Getting it to Twitter, though, presents one or two challenges. The first is getting hold of the source data - the Met Office being one of a number of British institutions that are forced by the grasping UK Government to be profit-generating, they want about £600 a year for the privilege of accessing a clean XML feed of the data. And although the forecast is published online by both the BBC and the Met Office, the quality of the HTML leaves a lot to be desired, at least from the point of view of scraping it.

In the case of the BBC, that’s because it’s presented primarily to be human-readable - in the case of the Met Office, it’s because they’re one of many brain-dead British public bodies that are Microsoft monocultures, and know or care nothing about standards and being good online citizens. Nor for that matter would they know good online design if they tripped over it. But that’s a rant for another day.

Back to Twittering. It’s a Ruby script that gets kicked off by a cron job four times a day, and uses the marvelous Hpricot gem to grab the appropriate page from the Met Office. Then the extraneous junk HTML is thrown away to leave just the table cell containing the forecast itself, which gets chopped up into a number of array elements by splitting it at the emboldened headings.

At this point the second problem arises - because the Forecast is intended to be read aloud, it’s fairly verbose. Fitting it into 140 characters is something of a problem. To get round this, the individual array elements get the snot parsed out of them, chopping down the character count by searching-and-replacing the content with abbreviations. It doesn’t make for pleasant-looking tweets, although if you’re familiar with the overall syntax and cadences of the verbal Forecast it’s actually surprisingly readable. Once squished down, each element is then tweeted out with the Twitter4R gem.

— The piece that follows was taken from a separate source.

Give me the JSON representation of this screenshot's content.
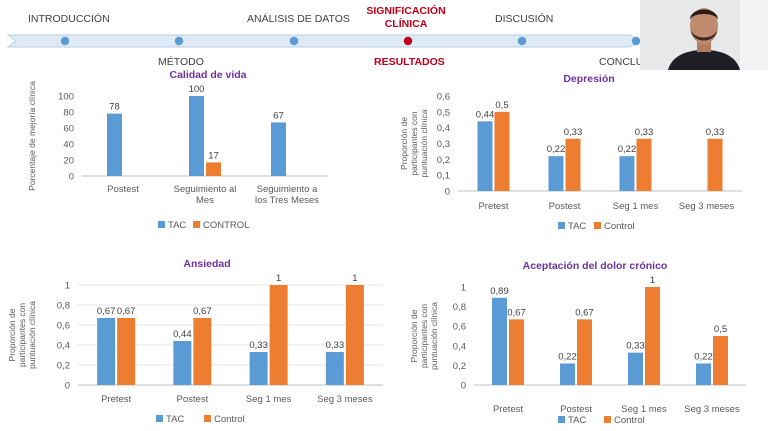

Originally I was going to set up a Twitter account for each forecast area, but that was a pain to set up (there’s lots of them) and awkward because area names like “Viking” had already been taken. So in the end I’ve compromised by pushing all the area forecasts out to the one Shippingcast account.

There’s room for improvement - cleaning up the abbreviations by using regular expressions would be one, or replacing obscure abbreviations with Unicode symbols being another. (There’s a key for the abbreviations I’ve used here) And it’s clearly not a particularly useful thing to be Twittering in the first place.

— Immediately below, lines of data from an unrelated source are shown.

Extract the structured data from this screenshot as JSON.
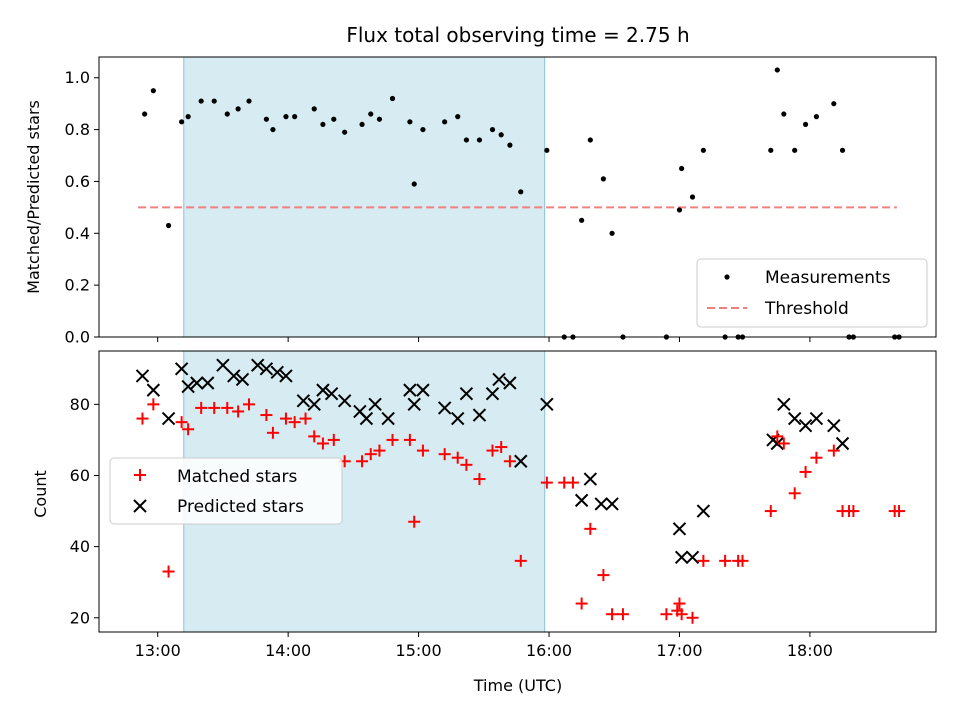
{
  "chart_data": [
    {
      "type": "scatter",
      "title": "Flux total observing time = 2.75 h",
      "xlabel": "",
      "ylabel": "Matched/Predicted stars",
      "xlim": [
        "12:33",
        "18:58"
      ],
      "ylim": [
        0,
        1.08
      ],
      "yticks": [
        "0.0",
        "0.2",
        "0.4",
        "0.6",
        "0.8",
        "1.0"
      ],
      "shaded_region": {
        "x_start": "13:12",
        "x_end": "15:58",
        "color": "#add8e6"
      },
      "threshold": {
        "y": 0.5,
        "x_start": "12:51",
        "x_end": "18:40",
        "label": "Threshold",
        "color": "#f08080"
      },
      "legend": {
        "position": "lower-right",
        "entries": [
          "Measurements",
          "Threshold"
        ]
      },
      "series": [
        {
          "name": "Measurements",
          "color": "#000000",
          "marker": "dot",
          "points": [
            [
              "12:54",
              0.86
            ],
            [
              "12:58",
              0.95
            ],
            [
              "13:05",
              0.43
            ],
            [
              "13:11",
              0.83
            ],
            [
              "13:14",
              0.85
            ],
            [
              "13:20",
              0.91
            ],
            [
              "13:26",
              0.91
            ],
            [
              "13:32",
              0.86
            ],
            [
              "13:37",
              0.88
            ],
            [
              "13:42",
              0.91
            ],
            [
              "13:50",
              0.84
            ],
            [
              "13:53",
              0.8
            ],
            [
              "13:59",
              0.85
            ],
            [
              "14:03",
              0.85
            ],
            [
              "14:12",
              0.88
            ],
            [
              "14:16",
              0.82
            ],
            [
              "14:21",
              0.84
            ],
            [
              "14:26",
              0.79
            ],
            [
              "14:34",
              0.82
            ],
            [
              "14:38",
              0.86
            ],
            [
              "14:42",
              0.84
            ],
            [
              "14:48",
              0.92
            ],
            [
              "14:56",
              0.83
            ],
            [
              "14:58",
              0.59
            ],
            [
              "15:02",
              0.8
            ],
            [
              "15:12",
              0.83
            ],
            [
              "15:18",
              0.85
            ],
            [
              "15:22",
              0.76
            ],
            [
              "15:28",
              0.76
            ],
            [
              "15:34",
              0.8
            ],
            [
              "15:38",
              0.78
            ],
            [
              "15:42",
              0.74
            ],
            [
              "15:47",
              0.56
            ],
            [
              "15:59",
              0.72
            ],
            [
              "16:07",
              0.0
            ],
            [
              "16:11",
              0.0
            ],
            [
              "16:15",
              0.45
            ],
            [
              "16:19",
              0.76
            ],
            [
              "16:25",
              0.61
            ],
            [
              "16:29",
              0.4
            ],
            [
              "16:34",
              0.0
            ],
            [
              "16:54",
              0.0
            ],
            [
              "17:00",
              0.49
            ],
            [
              "17:01",
              0.65
            ],
            [
              "17:06",
              0.54
            ],
            [
              "17:11",
              0.72
            ],
            [
              "17:21",
              0.0
            ],
            [
              "17:27",
              0.0
            ],
            [
              "17:29",
              0.0
            ],
            [
              "17:42",
              0.72
            ],
            [
              "17:45",
              1.03
            ],
            [
              "17:48",
              0.86
            ],
            [
              "17:53",
              0.72
            ],
            [
              "17:58",
              0.82
            ],
            [
              "18:03",
              0.85
            ],
            [
              "18:11",
              0.9
            ],
            [
              "18:15",
              0.72
            ],
            [
              "18:18",
              0.0
            ],
            [
              "18:20",
              0.0
            ],
            [
              "18:39",
              0.0
            ],
            [
              "18:41",
              0.0
            ]
          ]
        }
      ]
    },
    {
      "type": "scatter",
      "title": "",
      "xlabel": "Time (UTC)",
      "ylabel": "Count",
      "xlim": [
        "12:33",
        "18:58"
      ],
      "ylim": [
        16,
        95
      ],
      "xticks": [
        "13:00",
        "14:00",
        "15:00",
        "16:00",
        "17:00",
        "18:00"
      ],
      "yticks": [
        "20",
        "40",
        "60",
        "80"
      ],
      "shaded_region": {
        "x_start": "13:12",
        "x_end": "15:58",
        "color": "#add8e6"
      },
      "legend": {
        "position": "center-left",
        "entries": [
          "Matched stars",
          "Predicted stars"
        ]
      },
      "series": [
        {
          "name": "Matched stars",
          "color": "#ff0000",
          "marker": "plus",
          "points": [
            [
              "12:53",
              76
            ],
            [
              "12:58",
              80
            ],
            [
              "13:05",
              33
            ],
            [
              "13:11",
              75
            ],
            [
              "13:14",
              73
            ],
            [
              "13:20",
              79
            ],
            [
              "13:26",
              79
            ],
            [
              "13:32",
              79
            ],
            [
              "13:37",
              78
            ],
            [
              "13:42",
              80
            ],
            [
              "13:50",
              77
            ],
            [
              "13:53",
              72
            ],
            [
              "13:59",
              76
            ],
            [
              "14:03",
              75
            ],
            [
              "14:08",
              76
            ],
            [
              "14:12",
              71
            ],
            [
              "14:16",
              69
            ],
            [
              "14:21",
              70
            ],
            [
              "14:26",
              64
            ],
            [
              "14:34",
              64
            ],
            [
              "14:38",
              66
            ],
            [
              "14:42",
              67
            ],
            [
              "14:48",
              70
            ],
            [
              "14:56",
              70
            ],
            [
              "14:58",
              47
            ],
            [
              "15:02",
              67
            ],
            [
              "15:12",
              66
            ],
            [
              "15:18",
              65
            ],
            [
              "15:22",
              63
            ],
            [
              "15:28",
              59
            ],
            [
              "15:34",
              67
            ],
            [
              "15:38",
              68
            ],
            [
              "15:42",
              64
            ],
            [
              "15:47",
              36
            ],
            [
              "15:59",
              58
            ],
            [
              "16:07",
              58
            ],
            [
              "16:11",
              58
            ],
            [
              "16:15",
              24
            ],
            [
              "16:19",
              45
            ],
            [
              "16:25",
              32
            ],
            [
              "16:29",
              21
            ],
            [
              "16:34",
              21
            ],
            [
              "16:54",
              21
            ],
            [
              "16:59",
              22
            ],
            [
              "17:00",
              24
            ],
            [
              "17:01",
              21
            ],
            [
              "17:06",
              20
            ],
            [
              "17:11",
              36
            ],
            [
              "17:21",
              36
            ],
            [
              "17:27",
              36
            ],
            [
              "17:29",
              36
            ],
            [
              "17:42",
              50
            ],
            [
              "17:45",
              71
            ],
            [
              "17:48",
              69
            ],
            [
              "17:53",
              55
            ],
            [
              "17:58",
              61
            ],
            [
              "18:03",
              65
            ],
            [
              "18:11",
              67
            ],
            [
              "18:15",
              50
            ],
            [
              "18:18",
              50
            ],
            [
              "18:20",
              50
            ],
            [
              "18:39",
              50
            ],
            [
              "18:41",
              50
            ]
          ]
        },
        {
          "name": "Predicted stars",
          "color": "#000000",
          "marker": "x",
          "points": [
            [
              "12:53",
              88
            ],
            [
              "12:58",
              84
            ],
            [
              "13:05",
              76
            ],
            [
              "13:11",
              90
            ],
            [
              "13:14",
              85
            ],
            [
              "13:18",
              86
            ],
            [
              "13:23",
              86
            ],
            [
              "13:30",
              91
            ],
            [
              "13:35",
              88
            ],
            [
              "13:39",
              87
            ],
            [
              "13:46",
              91
            ],
            [
              "13:50",
              90
            ],
            [
              "13:55",
              89
            ],
            [
              "13:59",
              88
            ],
            [
              "14:07",
              81
            ],
            [
              "14:12",
              80
            ],
            [
              "14:16",
              84
            ],
            [
              "14:20",
              83
            ],
            [
              "14:26",
              81
            ],
            [
              "14:33",
              78
            ],
            [
              "14:36",
              76
            ],
            [
              "14:40",
              80
            ],
            [
              "14:46",
              76
            ],
            [
              "14:56",
              84
            ],
            [
              "14:58",
              80
            ],
            [
              "15:02",
              84
            ],
            [
              "15:12",
              79
            ],
            [
              "15:18",
              76
            ],
            [
              "15:22",
              83
            ],
            [
              "15:28",
              77
            ],
            [
              "15:34",
              83
            ],
            [
              "15:37",
              87
            ],
            [
              "15:42",
              86
            ],
            [
              "15:47",
              64
            ],
            [
              "15:59",
              80
            ],
            [
              "16:15",
              53
            ],
            [
              "16:19",
              59
            ],
            [
              "16:24",
              52
            ],
            [
              "16:29",
              52
            ],
            [
              "17:00",
              45
            ],
            [
              "17:01",
              37
            ],
            [
              "17:06",
              37
            ],
            [
              "17:11",
              50
            ],
            [
              "17:43",
              70
            ],
            [
              "17:45",
              69
            ],
            [
              "17:48",
              80
            ],
            [
              "17:53",
              76
            ],
            [
              "17:58",
              74
            ],
            [
              "18:03",
              76
            ],
            [
              "18:11",
              74
            ],
            [
              "18:15",
              69
            ]
          ]
        }
      ]
    }
  ]
}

However, it’s made me realise just how useful it could be for public bodies to make their data available in structured, machine-readable form - and not to charge ridiculous amounts of money for it. The chances of the Met Office coming up with the idea of Twittering the Shipping forecast internally is next to nil - so this kind of “innovation” takes place externally. (I’m using innovation loosely here, but there are far more interesting and useful things that can be done with public data - anything that MySociety have done, for example). Making the information available would be trivial, if only there was the will to do it - and the potential benefits could be huge.